19-Hydroxyandrost-4-ene-3,6,17-trione (19-OHAT), its 19-oxo derivative (19-oxo AT) and 4 beta, 5 beta-epoxyandrostane-3,6,17-trione (5) were synthesized as possible intermediates involved in a mechanism-based inactivation of aromatase caused by androst-4-ene-3,6,17-trione (AT). These compounds, inhibited the enzyme in a competitive manner with Ki's of 0.61, 7.5 and 5.1 microM for 19-OHAT, 19-oxo AT, and compound 5. The two 19-oxygenated steroids showed a time-dependent, pseudo-first order rate of inactivation of aromatase with kinact's of 0.222 and 0.076 min-1 for 19-OHAT and 19-oxo AT, respectively, while compound 5 did not. NADPH and oxygen were required for the inactivation. Androstenedione blocked the inactivation, while L-cysteine partially prevented that of 19-OHAT and almost completely that of 19-oxo AT. When the 19-oxygenated steroids were separately subjected to reaction with N-acetyl-L-cysteine, these rapidly disappeared from the reaction mixture with t1/2 of 25 min (19-OHAT) and 20 s (19-oxo AT). This finding indicates that L-cysteine prevents inactivation by a chemical dependent elimination of the inhibitors from the incubate. These results suggest that the 19-oxygenation rather than the 4,5-epoxidation may be involved in the time-dependent inactivation by AT.

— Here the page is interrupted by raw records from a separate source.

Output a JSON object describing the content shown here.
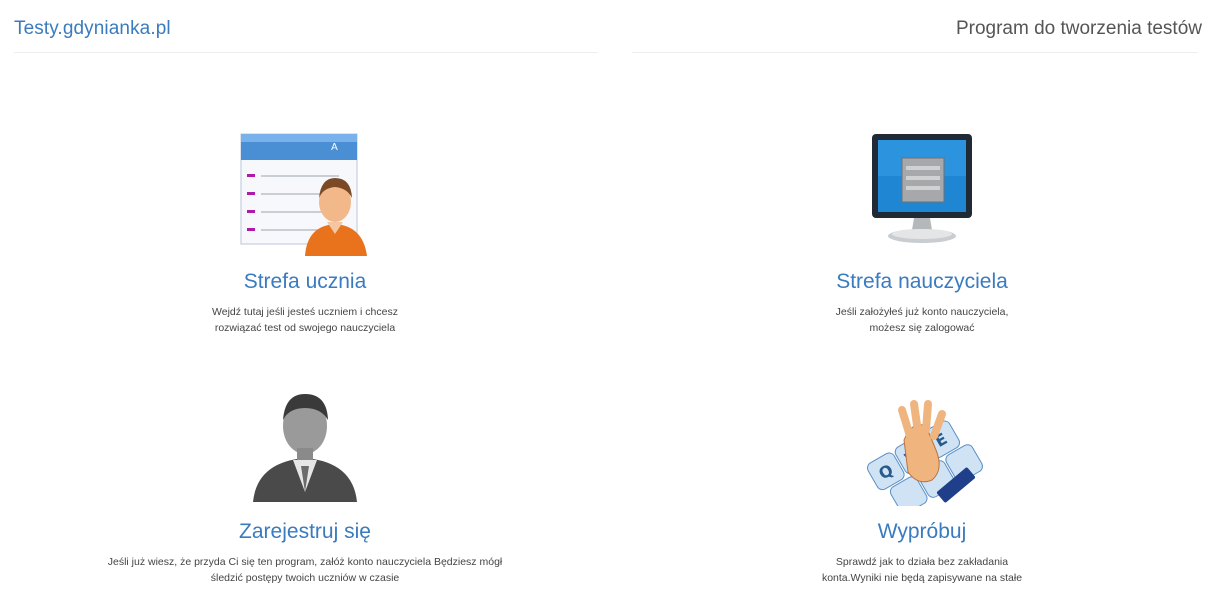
{
  "header": {
    "brand": "Testy.gdynianka.pl",
    "tagline": "Program do tworzenia testów"
  },
  "tiles": [
    {
      "icon": "student-list-icon",
      "title": "Strefa ucznia",
      "desc": [
        "Wejdź tutaj jeśli jesteś uczniem i chcesz",
        "rozwiązać test od swojego nauczyciela"
      ]
    },
    {
      "icon": "monitor-icon",
      "title": "Strefa nauczyciela",
      "desc": [
        "Jeśli założyłeś już konto nauczyciela,",
        "możesz się zalogować"
      ]
    },
    {
      "icon": "user-silhouette-icon",
      "title": "Zarejestruj się",
      "desc": [
        "Jeśli już wiesz, że przyda Ci się ten program, załóż konto nauczyciela Będziesz mógł",
        "śledzić postępy twoich uczniów w czasie"
      ]
    },
    {
      "icon": "keyboard-hand-icon",
      "title": "Wypróbuj",
      "desc": [
        "Sprawdź jak to działa bez zakładania",
        "konta.Wyniki nie będą zapisywane na stałe"
      ]
    }
  ],
  "colors": {
    "link": "#3a7bbf",
    "accent_orange": "#e8731c",
    "purple_marker": "#b01aa8"
  }
}
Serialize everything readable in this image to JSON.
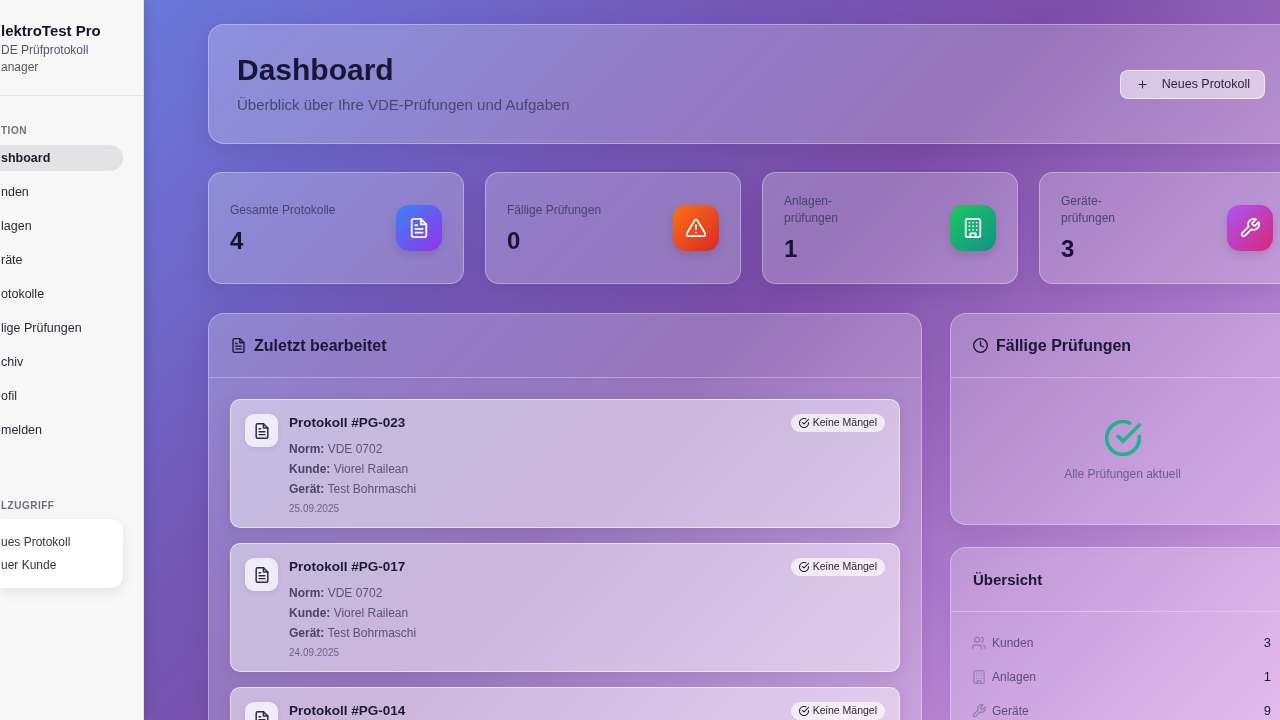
{
  "sidebar": {
    "brand": "lektroTest Pro",
    "subtitle_lines": [
      "DE Prüfprotokoll",
      "anager"
    ],
    "nav_heading": "TION",
    "nav_items": [
      {
        "label": "shboard",
        "selected": true
      },
      {
        "label": "nden",
        "selected": false
      },
      {
        "label": "lagen",
        "selected": false
      },
      {
        "label": "räte",
        "selected": false
      },
      {
        "label": "otokolle",
        "selected": false
      },
      {
        "label": "lige Prüfungen",
        "selected": false
      },
      {
        "label": "chiv",
        "selected": false
      },
      {
        "label": "ofil",
        "selected": false
      },
      {
        "label": "melden",
        "selected": false
      }
    ],
    "quick_heading": "LZUGRIFF",
    "quick_links": [
      "ues Protokoll",
      "uer Kunde"
    ]
  },
  "header": {
    "title": "Dashboard",
    "subtitle": "Überblick über Ihre VDE-Prüfungen und Aufgaben",
    "button": "Neues Protokoll"
  },
  "stats": [
    {
      "label": "Gesamte Protokolle",
      "value": "4"
    },
    {
      "label": "Fällige Prüfungen",
      "value": "0"
    },
    {
      "label": "Anlagen-\nprüfungen",
      "value": "1"
    },
    {
      "label": "Geräte-\nprüfungen",
      "value": "3"
    }
  ],
  "recent": {
    "title": "Zuletzt bearbeitet",
    "items": [
      {
        "title": "Protokoll #PG-023",
        "badge": "Keine Mängel",
        "fields": [
          "**Norm:** VDE 0702",
          "**Kunde:** Viorel Railean",
          "**Gerät:** Test Bohrmaschi"
        ],
        "date": "25.09.2025"
      },
      {
        "title": "Protokoll #PG-017",
        "badge": "Keine Mängel",
        "fields": [
          "**Norm:** VDE 0702",
          "**Kunde:** Viorel Railean",
          "**Gerät:** Test Bohrmaschi"
        ],
        "date": "24.09.2025"
      },
      {
        "title": "Protokoll #PG-014",
        "badge": "Keine Mängel"
      }
    ]
  },
  "due": {
    "title": "Fällige Prüfungen",
    "empty_message": "Alle Prüfungen aktuell"
  },
  "overview": {
    "title": "Übersicht",
    "rows": [
      {
        "label": "Kunden",
        "value": "3"
      },
      {
        "label": "Anlagen",
        "value": "1"
      },
      {
        "label": "Geräte",
        "value": "9"
      }
    ]
  }
}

合成了19-羟基雄甾-4-烯-3,6,17-三酮(19-OHAT)、其19-氧代衍生物(19-氧代AT)和4β,5β-环氧雄甾烷-3,6,17-三酮(5),它们可能是雄甾-4-烯-3,6,17-三酮(AT)引起的基于机制的芳香化酶失活过程中的中间体。这些化合物对该酶具有竞争性抑制作用,19-OHAT、19-氧代AT和化合物5的抑制常数(Ki)分别为0.61、7.5和5.1微摩尔。这两种19-氧化甾体对芳香化酶表现出时间依赖性的假一级失活速率,19-OHAT和19-氧代AT的失活速率常数(kinact)分别为0.222和0.076分钟-1,而化合物5则没有。失活过程需要烟酰胺腺嘌呤二核苷酸磷酸(NADPH)和氧气。雄烯二酮可阻断失活,而L-半胱氨酸可部分阻止19-OHAT的失活,并几乎完全阻止19-氧代AT的失活。当19-氧化甾体分别与N-乙酰-L-半胱氨酸反应时,它们在反应混合物中迅速消失,19-OHAT的半衰期(t1/2)为25分钟,19-氧代AT的t1/2为20秒。这一发现表明,L-半胱氨酸通过化学依赖性地从孵育物中消除抑制剂来阻止失活。这些结果表明,AT引起的时间依赖性失活可能涉及19-氧化而非4,5-环氧化。